Le mouvement du libre accès aux résultats de la recherche
Né dans les années 1990 aux Etats-Unis, le mouvement du libre accès aux résultats de la recherche répond à trois objectifs principaux :

 Optimiser le partage des connaissances au sein des communautés de chercheurs

 Garantir un accès pérenne, libre et indépendant aux résultats de la recherche.

 Optimiser l’utilisation des fonds publics qui financent la recherche en leur assurant le maximum de retombées économiques et politiques

Répondre à un besoin de communication scientifique désintermédiée

Le développement des archives ouvertes répondait d’abord à un besoin de communication scientifique désintermédiée :

« Le Web a été construit à l’origine sur le modèle de la communication scientifique qui se réalisait à l’intérieur de communautés éclatées géographiquement, mais limitées en nombre, culturellement homogènes et autorégulées. Le Web a été inventé pour résoudre les difficultés de la communication scientifique30. »

Jean-Michel Salaün souligne ainsi que la mise en place des archives ouvertes répondait d’abord à des impératifs d’économie cognitive, dans des milieux disciplinaires où la communication immédiate des travaux était nécessaire. Paul Ginsparg31 explique dans un article de 1994 que cette pratique s’inscrit dans une tradition de communication désintermédiée entre chercheurs sur la base des premières versions de leurs communications : avant l’invention d’Internet, les preprints étaient photocopiés et circulaient par envoi postal. L’archive a donc pour fonction d’optimiser la communication scientifique et d’accélérer la diffusion des travaux ; c’est aussi le moyen de soumettre un article à ses pairs et d’apporter des corrections avant même sa publication.

Paradoxalement, les établissements de recherche et les bibliothèques universitaires ont été amenés à prendre une importance croissante dans l’organisation des archives ouvertes, qui désormais font souvent l’objet d’une gestion institutionnelle.
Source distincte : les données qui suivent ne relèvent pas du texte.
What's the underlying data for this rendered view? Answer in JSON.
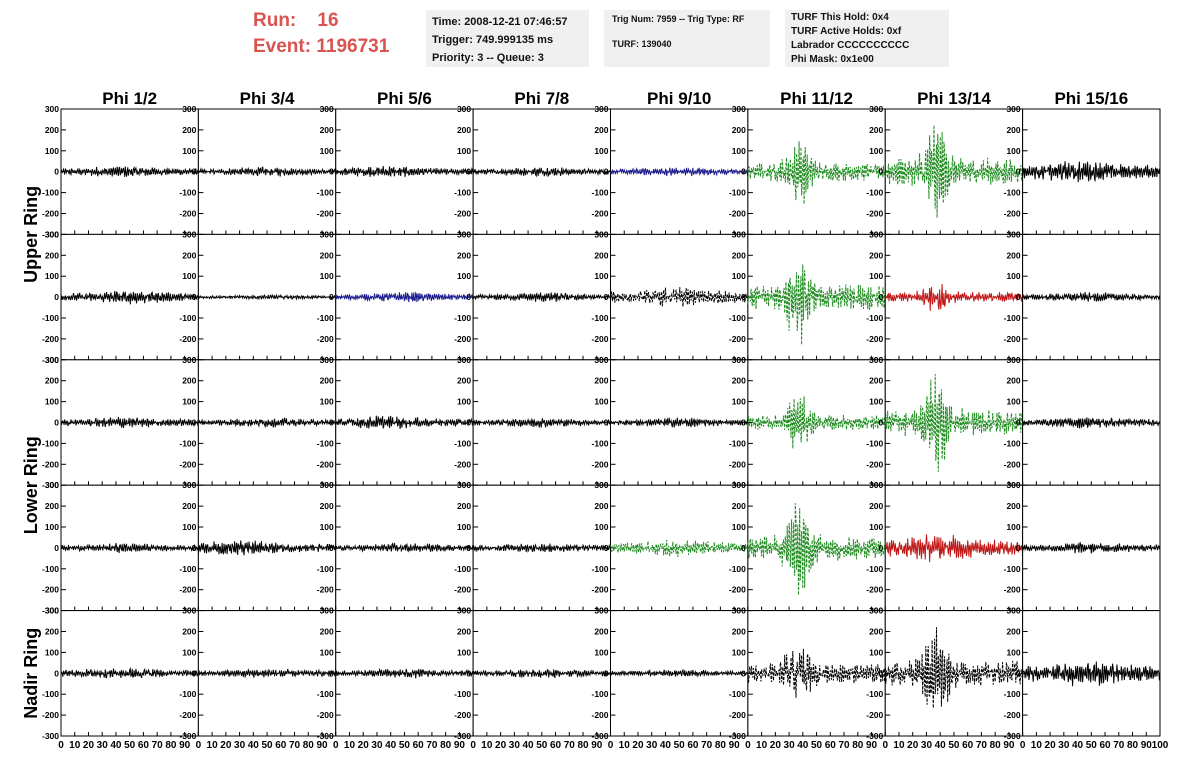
{
  "header": {
    "run_label": "Run:",
    "run_value": "16",
    "event_label": "Event:",
    "event_value": "1196731",
    "time": "Time: 2008-12-21 07:46:57",
    "trigger": "Trigger: 749.999135 ms",
    "priority": "Priority: 3 -- Queue: 3",
    "trig_num": "Trig Num: 7959 -- Trig Type: RF",
    "turf": "TURF: 139040",
    "turf_this_hold": "TURF This Hold: 0x4",
    "turf_active_holds": "TURF Active Holds: 0xf",
    "labrador": "Labrador CCCCCCCCCC",
    "phi_mask": "Phi Mask: 0x1e00"
  },
  "colors": {
    "header_red": "#d9534f",
    "trace_black": "#000000",
    "trace_blue": "#1a1a8c",
    "trace_green": "#1e8c1e",
    "trace_red": "#c01818",
    "panel_bg": "#ffffff"
  },
  "chart_data": {
    "type": "line",
    "column_titles": [
      "Phi 1/2",
      "Phi 3/4",
      "Phi 5/6",
      "Phi 7/8",
      "Phi 9/10",
      "Phi 11/12",
      "Phi 13/14",
      "Phi 15/16"
    ],
    "row_titles": [
      "Upper Ring",
      "Lower Ring",
      "Nadir Ring"
    ],
    "ylim": [
      -300,
      300
    ],
    "xlim": [
      0,
      100
    ],
    "y_ticks": [
      300,
      200,
      100,
      0,
      -100,
      -200,
      -300
    ],
    "x_ticks": [
      0,
      10,
      20,
      30,
      40,
      50,
      60,
      70,
      80,
      90,
      100
    ],
    "grid": false,
    "panels": [
      [
        {
          "color": "black",
          "style": "solid",
          "peak_amplitude": 30,
          "peak_at": 45
        },
        {
          "color": "black",
          "style": "solid",
          "peak_amplitude": 25,
          "peak_at": 50
        },
        {
          "color": "black",
          "style": "solid",
          "peak_amplitude": 30,
          "peak_at": 35
        },
        {
          "color": "black",
          "style": "solid",
          "peak_amplitude": 25,
          "peak_at": 50
        },
        {
          "color": "blue",
          "style": "solid",
          "peak_amplitude": 25,
          "peak_at": 50
        },
        {
          "color": "green",
          "style": "dashed",
          "peak_amplitude": 180,
          "peak_at": 37
        },
        {
          "color": "green",
          "style": "dashed",
          "peak_amplitude": 270,
          "peak_at": 37
        },
        {
          "color": "black",
          "style": "solid",
          "peak_amplitude": 60,
          "peak_at": 38
        }
      ],
      [
        {
          "color": "black",
          "style": "solid",
          "peak_amplitude": 35,
          "peak_at": 50
        },
        {
          "color": "black",
          "style": "solid",
          "peak_amplitude": 12,
          "peak_at": 50
        },
        {
          "color": "blue",
          "style": "solid",
          "peak_amplitude": 25,
          "peak_at": 50
        },
        {
          "color": "black",
          "style": "solid",
          "peak_amplitude": 25,
          "peak_at": 50
        },
        {
          "color": "black",
          "style": "dashed",
          "peak_amplitude": 50,
          "peak_at": 50
        },
        {
          "color": "green",
          "style": "dashed",
          "peak_amplitude": 260,
          "peak_at": 37
        },
        {
          "color": "red",
          "style": "solid",
          "peak_amplitude": 100,
          "peak_at": 37
        },
        {
          "color": "black",
          "style": "solid",
          "peak_amplitude": 25,
          "peak_at": 50
        }
      ],
      [
        {
          "color": "black",
          "style": "solid",
          "peak_amplitude": 30,
          "peak_at": 45
        },
        {
          "color": "black",
          "style": "solid",
          "peak_amplitude": 25,
          "peak_at": 50
        },
        {
          "color": "black",
          "style": "solid",
          "peak_amplitude": 35,
          "peak_at": 35
        },
        {
          "color": "black",
          "style": "solid",
          "peak_amplitude": 25,
          "peak_at": 50
        },
        {
          "color": "black",
          "style": "solid",
          "peak_amplitude": 25,
          "peak_at": 50
        },
        {
          "color": "green",
          "style": "dashed",
          "peak_amplitude": 150,
          "peak_at": 37
        },
        {
          "color": "green",
          "style": "dashed",
          "peak_amplitude": 270,
          "peak_at": 37
        },
        {
          "color": "black",
          "style": "solid",
          "peak_amplitude": 30,
          "peak_at": 50
        }
      ],
      [
        {
          "color": "black",
          "style": "solid",
          "peak_amplitude": 25,
          "peak_at": 50
        },
        {
          "color": "black",
          "style": "solid",
          "peak_amplitude": 40,
          "peak_at": 30
        },
        {
          "color": "black",
          "style": "solid",
          "peak_amplitude": 25,
          "peak_at": 50
        },
        {
          "color": "black",
          "style": "solid",
          "peak_amplitude": 25,
          "peak_at": 50
        },
        {
          "color": "green",
          "style": "dashed",
          "peak_amplitude": 45,
          "peak_at": 50
        },
        {
          "color": "green",
          "style": "dashed",
          "peak_amplitude": 250,
          "peak_at": 37
        },
        {
          "color": "red",
          "style": "solid",
          "peak_amplitude": 70,
          "peak_at": 37
        },
        {
          "color": "black",
          "style": "solid",
          "peak_amplitude": 30,
          "peak_at": 50
        }
      ],
      [
        {
          "color": "black",
          "style": "solid",
          "peak_amplitude": 30,
          "peak_at": 45
        },
        {
          "color": "black",
          "style": "solid",
          "peak_amplitude": 25,
          "peak_at": 50
        },
        {
          "color": "black",
          "style": "solid",
          "peak_amplitude": 25,
          "peak_at": 50
        },
        {
          "color": "black",
          "style": "solid",
          "peak_amplitude": 25,
          "peak_at": 50
        },
        {
          "color": "black",
          "style": "solid",
          "peak_amplitude": 20,
          "peak_at": 50
        },
        {
          "color": "black",
          "style": "dashed",
          "peak_amplitude": 200,
          "peak_at": 37
        },
        {
          "color": "black",
          "style": "dashed",
          "peak_amplitude": 250,
          "peak_at": 37
        },
        {
          "color": "black",
          "style": "solid",
          "peak_amplitude": 70,
          "peak_at": 42
        }
      ]
    ]
  }
}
Les SCD assument des tâches d’archivage et de conservation des publications, de structuration des bases de données et de normalisation documentaire. On observe donc in fine, davantage qu’un phénomène de désintermédiation, un déplacement des fonctions de médiation vers la structuration des contenus qui participe également d’une économie de l’accès.

L’action des bibliothèques cependant s’inscrit ainsi plus largement dans un mouvement aux motivations politiques affirmées et dans des débats sur les modèles économiques qui doivent sous-tendre l’accès aux biens informationnels et culturels.
Garantir un accès universel, libre, pérenne et indépendant aux résultats de la recherche

Le mouvement des archives ouvertes promeut des idéaux de partage universel des connaissances à l’échelle mondiale. Il s’agit en premier lieu de réduire la fracture qui oppose le Nord et le Sud et de garantir un accès libre à la recherche scientifique pour les chercheurs des pays en développement. Le Web et ses technologies créent les possibilités techniques d’une diffusion universelle des contenus et d’une démocratisation de la connaissance à des coûts économiques marginaux. Leur émergence ranime l’idéal d’une diffusion sans barrière des connaissances scientifiques. Cet optimisme technologique converge avec une approche qui tend à faire reconnaître la connaissance, et les biens informationnels en général, comme des « biens communs ». Ses tenants soulignent les connaissances scientifiques se construisent « par le partage d’acquis » et son l’œuvre de communautés participatives ; les procédures de validation par les pairs et la circulation du savoir au sein des communautés disciplinaires jouent en effet un rôle constitutif dans la production des connaissances. Issus de l’économie du don, les productions scientifiques auraient ainsi vocation à être accessibles à tous.